We develop multiscale modeling methodologies based on combinations of the statistical-mechanical 3D-RISM-KH molecular theory of solvation  with quantum mechanics,  molecular mechanics and molecular dynamics  for the solute macromolecule. In these self-consistent field couplings, the 3D-RISM-KH theory provides accurate description of different solvent systems, solvent mixtures, electrolyte solutions, solvent close to phase transitions, accounts for hydrogen bonding, hydrophobicity, and solvent molecules in cavities of the solute macromolecule. To predict the effect of external conditions on geometry, electronic structure, and electronic transitions in solution, we employ the self-consistent field, Kohn-Sham DFT/3D-RISM-KH multiscale method implemented by our group in the Amsterdam Density Functional (ADF) computational chemistry software,  as well as the orbital-free embedding (OFE) method  we coupled with 3D-RISM-KH for the electron density of a macromolecule in an environment.  We employ these methods for the following:
• Petroleum. We predict the intermolecular and molecule-zeolite interactions  of petroleum model compounds and their effect on absorption,  emission, NMR and IR spectra to understand the role of hydrogen bonding and π-π interactions in heavy oil aggregation. 

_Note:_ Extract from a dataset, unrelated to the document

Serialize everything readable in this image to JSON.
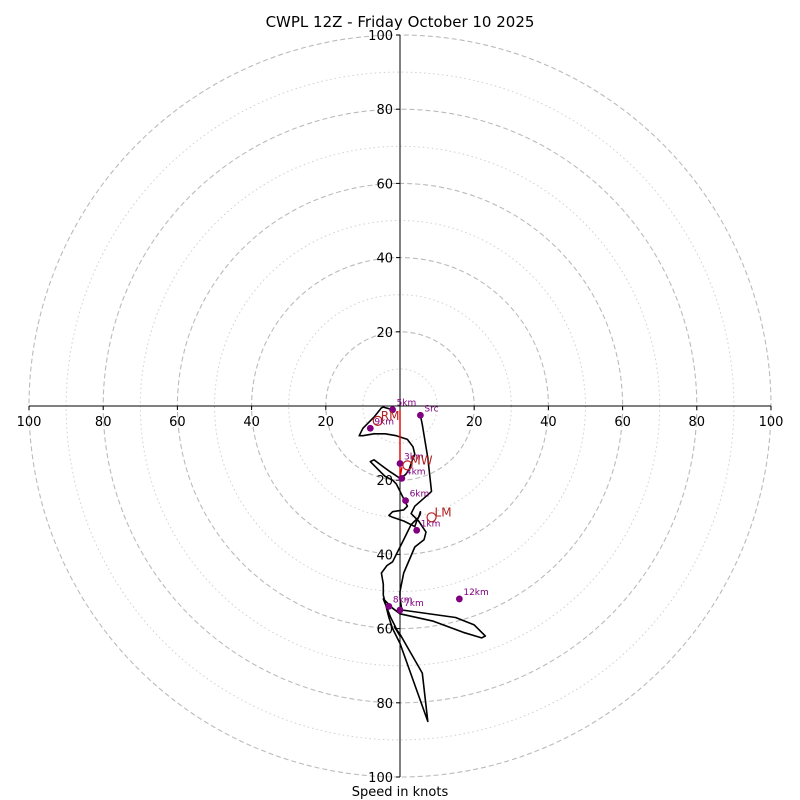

• Nanocrystalline cellulose (NCC). An important challenge in NCC research is to accurately predict the degree and type of surface modifications necessary to achieve dispersion without altering crystallinity and mechanical properties. We study the effect of grafting modifications on hydrogen bonding, solvation structure and thermodynamics of NCC,  and model the process of cellulose swelling in solution.

• Gelation ability. Theoretical insight into the formation and stability of polymer gels allows establishing a procedure for gelation ability prediction based on calculated mobility and compressibility of a solution.

• Inhibitor docking. We propose a multiscale approach for biomolecular modeling based on the 3D-RISM-KH theory that provides a natural link between different levels of coarse-graining details in the multiscale description of the solvation structure and thermodynamics. This approach is capable of predicting binding sites for the inhibitors of the pathological conversion and aggregation of amyloidogenic proteins in agreement with experimental data.